The polls were open from 8 a.m. to 4 p.m., and 304 students voted during that time. Hillary Clinton won the mock election, securing 45 percent of the votes, with Donald Trump following close behind with 34 percent of the vote. Gary Johnson had 13 percent of students vote for him, while Jill Stein got 8 percent of the vote.

Voting: Students varied on why they chose to vote for each candidate. York College seniors Kris Brown from Baltimore and Meagan Craver from Spring Grove voted for Trump together.

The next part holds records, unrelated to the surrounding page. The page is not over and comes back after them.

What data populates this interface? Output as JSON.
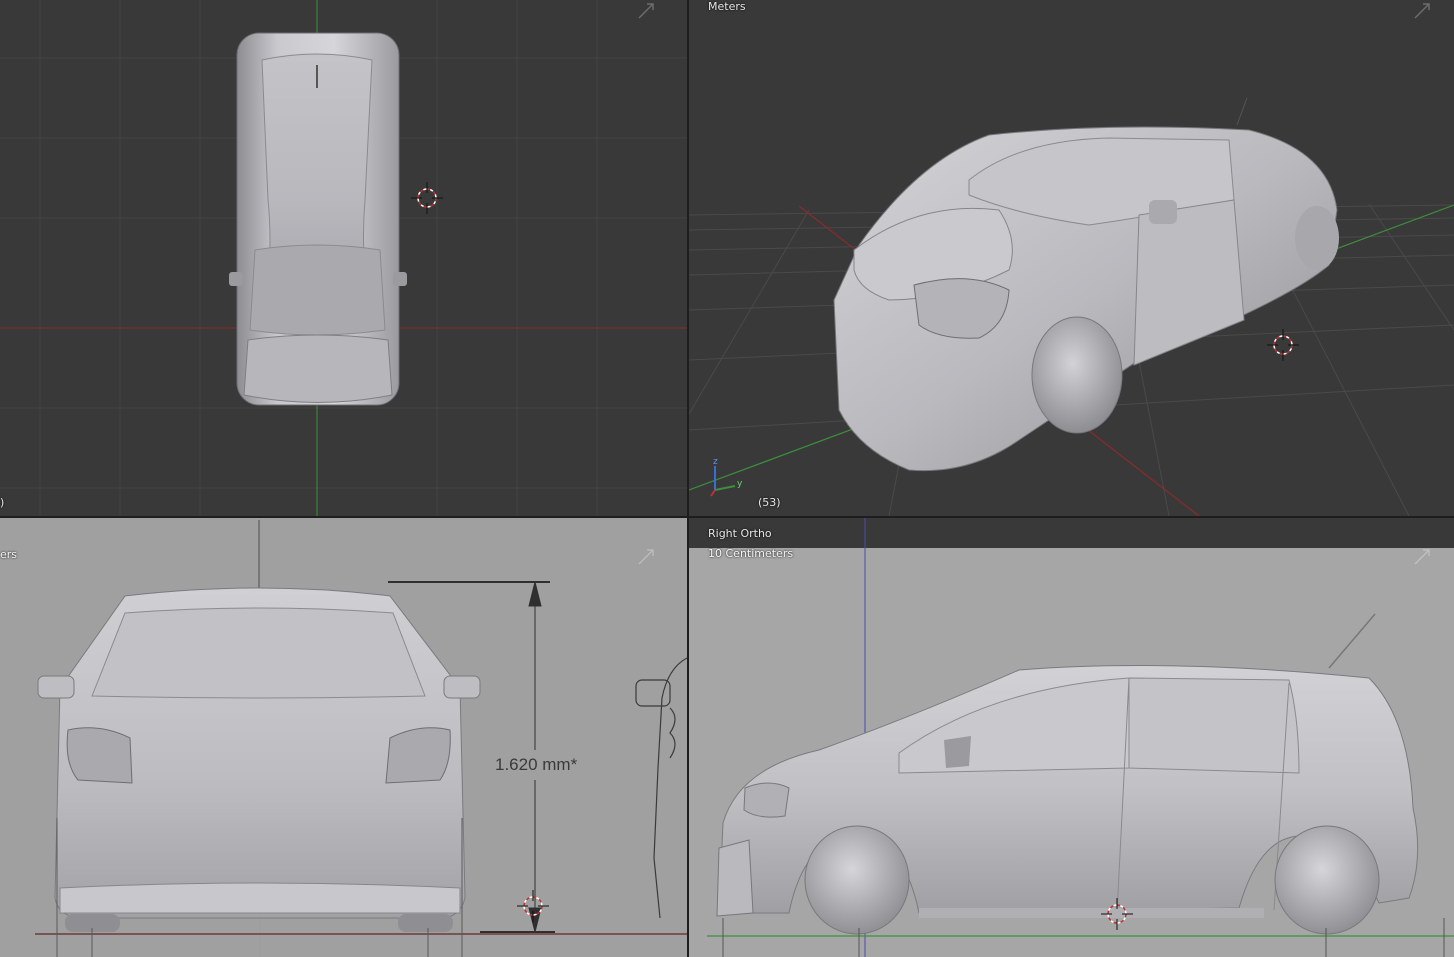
{
  "viewports": {
    "top_left": {
      "corner_label": ")"
    },
    "top_right": {
      "scale_label": "Meters",
      "frame_label": "(53)",
      "axis_labels": {
        "z": "z",
        "y": "y"
      }
    },
    "bottom_left": {
      "scale_label": "ers",
      "dimension_text": "1.620 mm*"
    },
    "bottom_right": {
      "view_name": "Right Ortho",
      "scale_label": "10 Centimeters"
    }
  },
  "colors": {
    "viewport_dark": "#393939",
    "grid_line": "#444444",
    "x_axis": "#8b2b2b",
    "y_axis": "#3c8f3c",
    "reference_bg": "#a0a0a0",
    "car_body": "#c8c8cc"
  },
  "icons": [
    "view-maximize-icon",
    "3d-cursor-icon",
    "axis-gizmo-icon"
  ]
}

Brown said that he voted for Trump because he wanted to see a different political approach.

York College junior Megan Burchfield, of Birmingham, Alabama, makes her mock election vote by selecting Hillary Clinton as her choice for President on Tuesday, Oct. 4, 2016. Amanda J. Cain photo

"For me, I feel like Clinton will continue doing the same things as Obama, and we won't be going anywhere," Brown said. "Any mix-up is a good mix-up right now."

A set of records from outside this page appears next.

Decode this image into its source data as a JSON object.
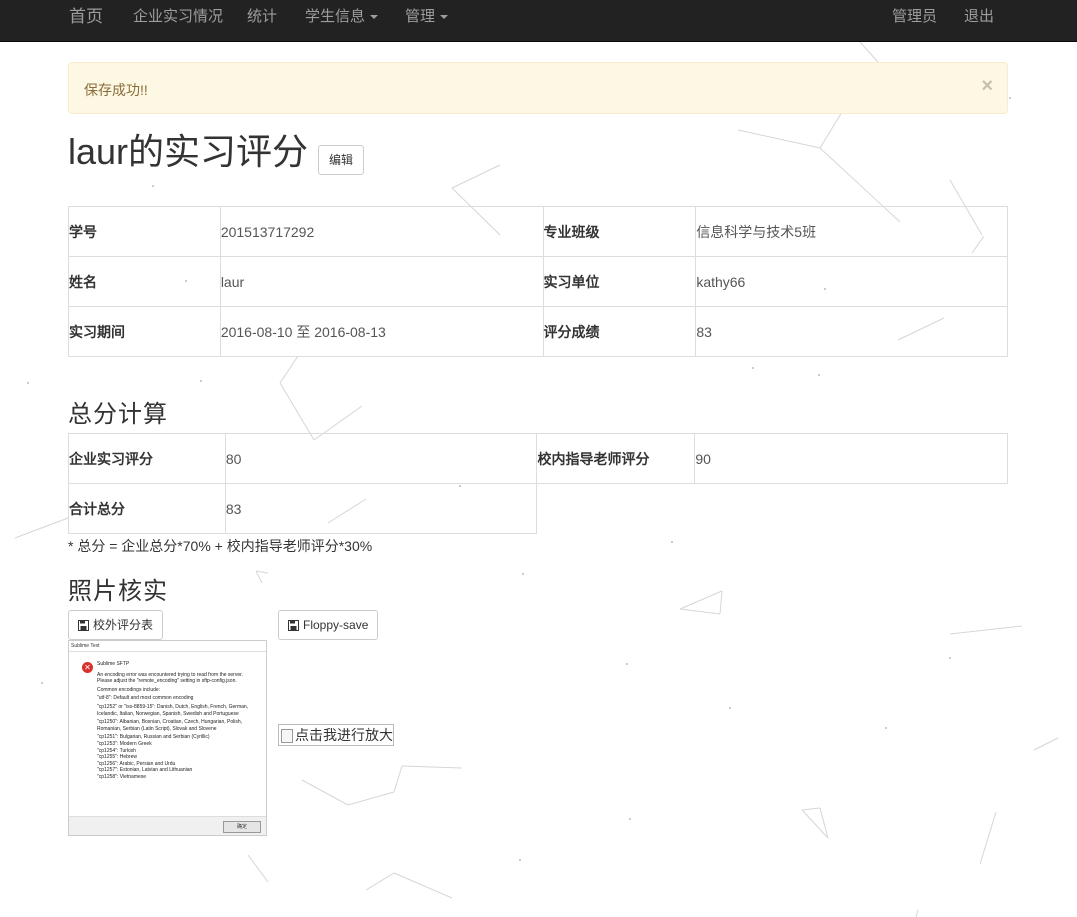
{
  "nav": {
    "home": "首页",
    "internship": "企业实习情况",
    "stats": "统计",
    "student_info": "学生信息",
    "manage": "管理",
    "admin": "管理员",
    "logout": "退出"
  },
  "alert": {
    "message": "保存成功!!",
    "close": "×"
  },
  "title": {
    "text": "laur的实习评分",
    "edit_button": "编辑"
  },
  "info_table": {
    "rows": [
      {
        "l1": "学号",
        "v1": "201513717292",
        "l2": "专业班级",
        "v2": "信息科学与技术5班"
      },
      {
        "l1": "姓名",
        "v1": "laur",
        "l2": "实习单位",
        "v2": "kathy66"
      },
      {
        "l1": "实习期间",
        "v1": "2016-08-10 至 2016-08-13",
        "l2": "评分成绩",
        "v2": "83"
      }
    ]
  },
  "score_section": {
    "heading": "总分计算",
    "enterprise_label": "企业实习评分",
    "enterprise_value": "80",
    "teacher_label": "校内指导老师评分",
    "teacher_value": "90",
    "total_label": "合计总分",
    "total_value": "83",
    "note": "*  总分 = 企业总分*70% + 校内指导老师评分*30%"
  },
  "photo_section": {
    "heading": "照片核实",
    "btn_external": "校外评分表",
    "btn_floppy": "Floppy-save",
    "broken_image_alt": "点击我进行放大",
    "thumb": {
      "window_title": "Sublime Text",
      "heading": "Sublime SFTP",
      "lines": [
        "An encoding error was encountered trying to read from the server.",
        "Please adjust the \"remote_encoding\" setting in sftp-config.json.",
        "",
        "Common encodings include:",
        "",
        "\"utf-8\": Default and most common encoding",
        "",
        "\"cp1252\" or \"iso-8859-15\": Danish, Dutch, English, French, German,",
        "Icelandic, Italian, Norwegian, Spanish, Swedish and Portuguese",
        "",
        "\"cp1250\": Albanian, Bosnian, Croatian, Czech, Hungarian, Polish,",
        "Romanian, Serbian (Latin Script), Slovak and Slovene",
        "",
        "\"cp1251\": Bulgarian, Russian and Serbian (Cyrillic)",
        "\"cp1253\": Modern Greek",
        "\"cp1254\": Turkish",
        "\"cp1255\": Hebrew",
        "\"cp1256\": Arabic, Persian and Urdu",
        "\"cp1257\": Estonian, Latvian and Lithuanian",
        "\"cp1258\": Vietnamese"
      ],
      "ok_button": "确定"
    }
  },
  "colors": {
    "navbar": "#222222",
    "nav_text": "#9d9d9d",
    "alert_bg": "#fcf8e3",
    "alert_border": "#faebcc",
    "alert_text": "#8a6d3b",
    "table_border": "#dddddd"
  },
  "icons": {
    "external_button": "floppy-save-icon",
    "floppy_button": "floppy-save-icon",
    "alert_close": "close-icon",
    "thumb_error": "error-icon"
  }
}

Brown and Craver like the fact that Trump is a businessman who has "created jobs," they said.

"I do like that he's not afraid to speak his mind," Craver said.

Logan Harris, a junior from Selinsgrove, decided to vote for Clinton because his political ideals are so different from Trump's, he said.

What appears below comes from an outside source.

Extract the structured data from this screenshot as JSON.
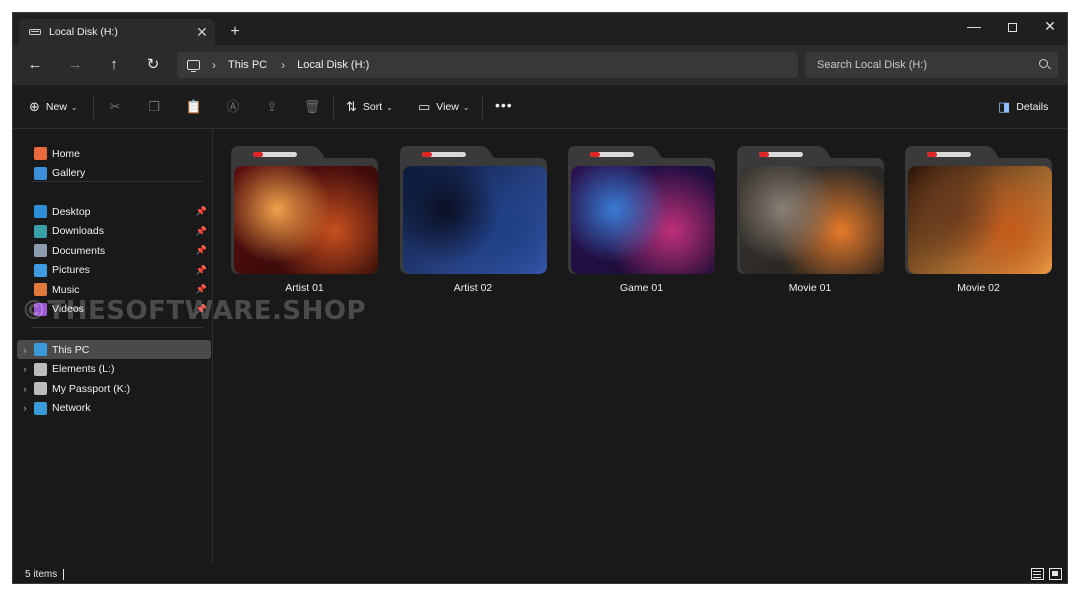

"I believe Clinton is the best card, not because she's the best for the job, but because Trump is the worst," he said.

Ryan Griffith, a freshman from West Chester, also voted for Clinton because he didn't like Trump. "I feel like (Clinton's) scandals are blown out of proportion," Griffith said.

Cris Tomochi, a junior from Frederick, Maryland, decided to vote for Johnson because neither of the front-runners appealed to him.

"I don't like Clinton or Trump," Tomochi said. "I don't really like party affiliation, but I tend to lean more right," which is why Johnson was a better choice for him than Stein.

All of the students said that they were planning on voting the same way in the November election, but some students are still undecided. Ashleigh Sharland, a senior studying political science, helped with the mock election throughout the day. The Glen Rock resident said that she was originally a Bernie Sanders supporter, but now she's unsure of who she is going to vote for in November.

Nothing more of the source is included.